Amor com ódio
Sou escritor de histórias de vida de pessoas comuns há muito tempo.
Uma das etapas finais do trabalho é reunir o cliente e seus familiares para apresentar o material elaborado, com textos e imagens.
Assim darei oportunidade a todos de expressarem sua opinião, críticas, acréscimos e observações.
Há uns 5 anos fiz algo nesse sentido para um grande empresário, dono de um império composto por várias indústrias.
Ele começou do nada e hoje é referência nacional na sua área.
O encontro foi na sua bela propriedade, imensa fazenda do período colonial.
Lá estavam o protagonista da obra, esposa, irmãos, cunhados e 5 filhos com respectivos cônjuges.
Tivemos um agradável almoço regado a vinho da melhor qualidade.
Quando apresentei o que havia feito, a aprovação foi geral, apenas com pequenas correções de datas e grafia de sobrenomes.
O clima era de grande harmonia familiar, todos felizes e entusiasmados com o projeto, especialmente os filhos.
Com a missão cumprida, o anfitrião foi me acompanhar até meu carro.
Na hora de nos despedirmos, confidenciou:
- Todos eles me odeiam. Não vêem a hora de eu morrer pra botar as mãos em tudo o que construí ao longo de mais de 70 anos sem tirar um dia de férias. Vá com Deus!
Aquela voz embargada, doída, ficou ecoando na minha cabeça enquanto pegava a estrada de volta pra casa.

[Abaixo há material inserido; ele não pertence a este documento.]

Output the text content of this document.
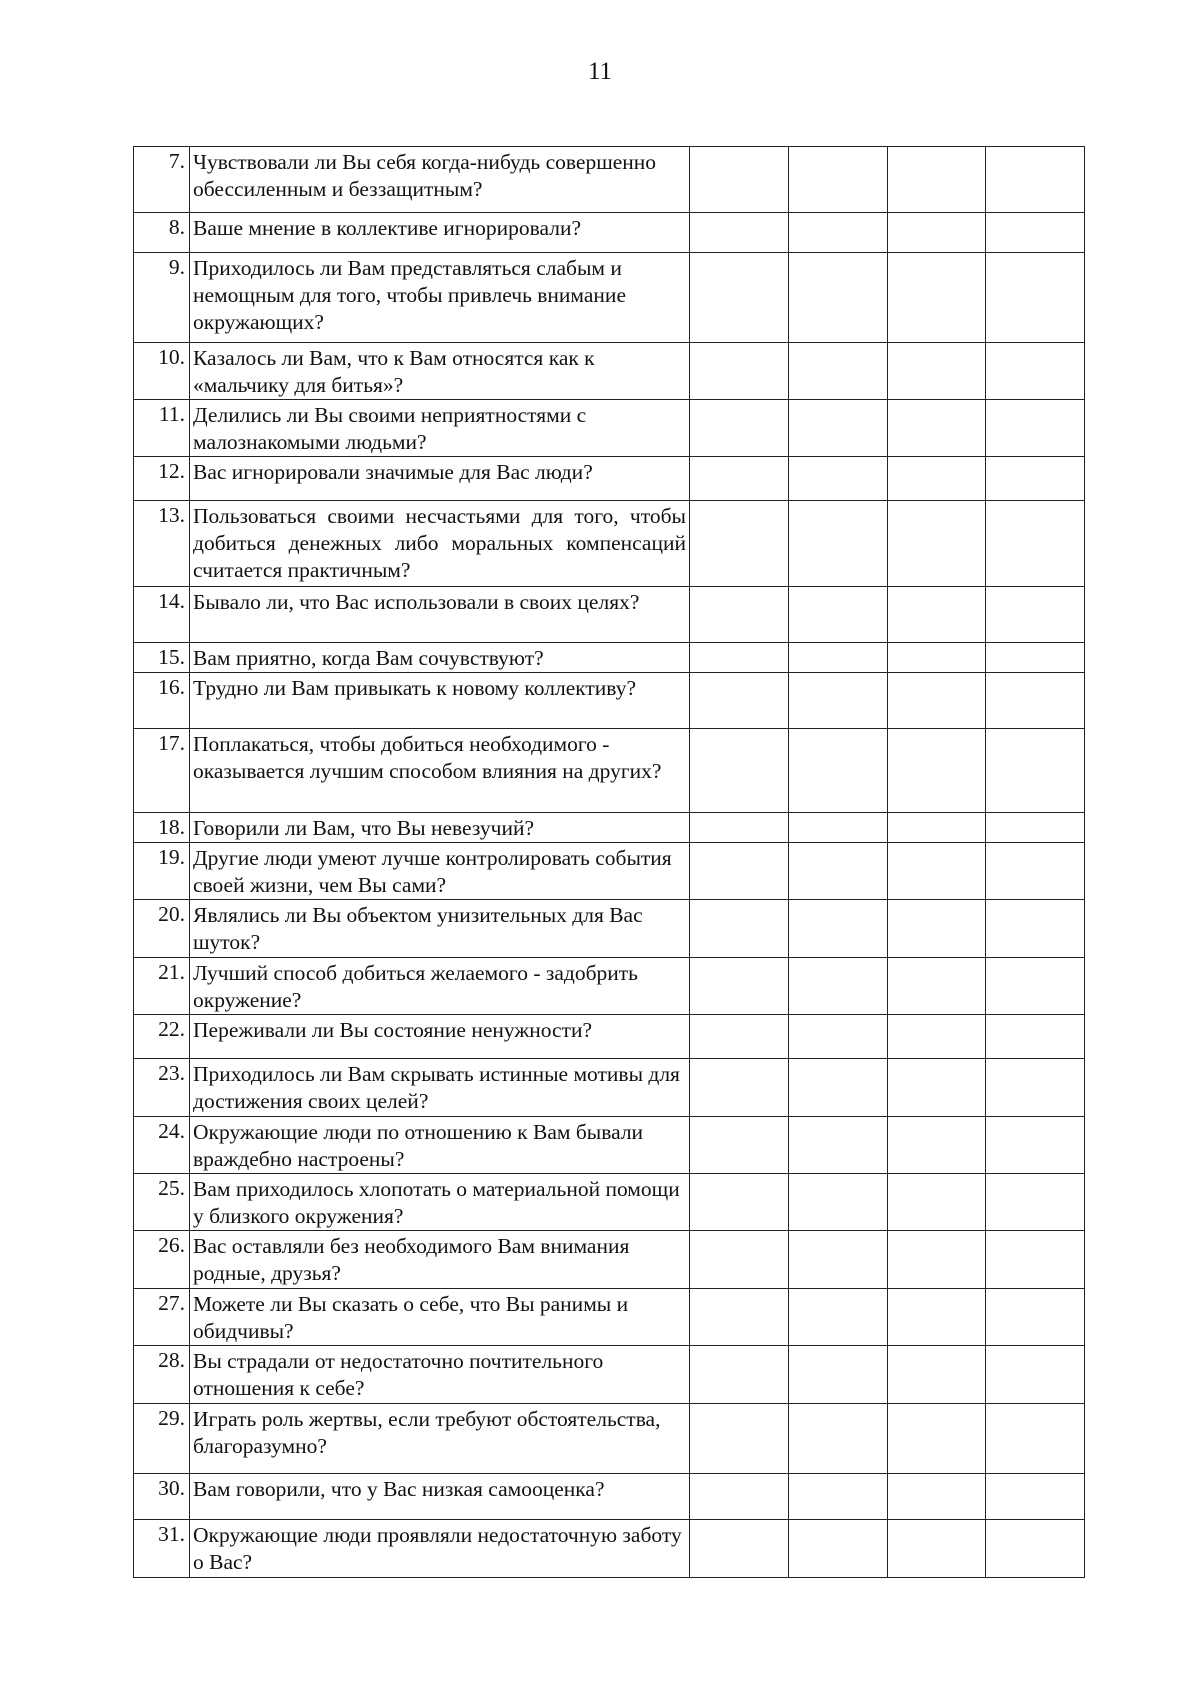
11
7.	Чувствовали ли Вы себя когда-нибудь совершенно обессиленным и беззащитным?				
8.	Ваше мнение в коллективе игнорировали?				
9.	Приходилось ли Вам представляться слабым и немощным для того, чтобы привлечь внимание окружающих?				
10.	Казалось ли Вам, что к Вам относятся как к «мальчику для битья»?				
11.	Делились ли Вы своими неприятностями с малознакомыми людьми?				
12.	Вас игнорировали значимые для Вас люди?				
13.	Пользоваться своими несчастьями для того, чтобы добиться денежных либо моральных компенсаций считается практичным?				
14.	Бывало ли, что Вас использовали в своих целях?				
15.	Вам приятно, когда Вам сочувствуют?				
16.	Трудно ли Вам привыкать к новому коллективу?				
17.	Поплакаться, чтобы добиться необходимого - оказывается лучшим способом влияния на других?				
18.	Говорили ли Вам, что Вы невезучий?				
19.	Другие люди умеют лучше контролировать события своей жизни, чем Вы сами?				
20.	Являлись ли Вы объектом унизительных для Вас шуток?				
21.	Лучший способ добиться желаемого - задобрить окружение?				
22.	Переживали ли Вы состояние ненужности?				
23.	Приходилось ли Вам скрывать истинные мотивы для достижения своих целей?				
24.	Окружающие люди по отношению к Вам бывали враждебно настроены?				
25.	Вам приходилось хлопотать о материальной помощи у близкого окружения?				
26.	Вас оставляли без необходимого Вам внимания родные, друзья?				
27.	Можете ли Вы сказать о себе, что Вы ранимы и обидчивы?				
28.	Вы страдали от недостаточно почтительного отношения к себе?				
29.	Играть роль жертвы, если требуют обстоятельства, благоразумно?				
30.	Вам говорили, что у Вас низкая самооценка?				
31.	Окружающие люди проявляли недостаточную заботу о Вас?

O meu cliente, com a sabedoria que só os anos geram, enxergava e ouvia bem além dos olhos e ouvidos.
Tanto dinheiro acumulado, tantos empregos gerados, pra chegar aos 92 anos com a certeza de que seus frutos eram abutres disfarçados, só esperando a sua carniça pra saciar uma fome fria, desumana e cruel.
Aquela bonita trajetória bem que merecia outro arremate.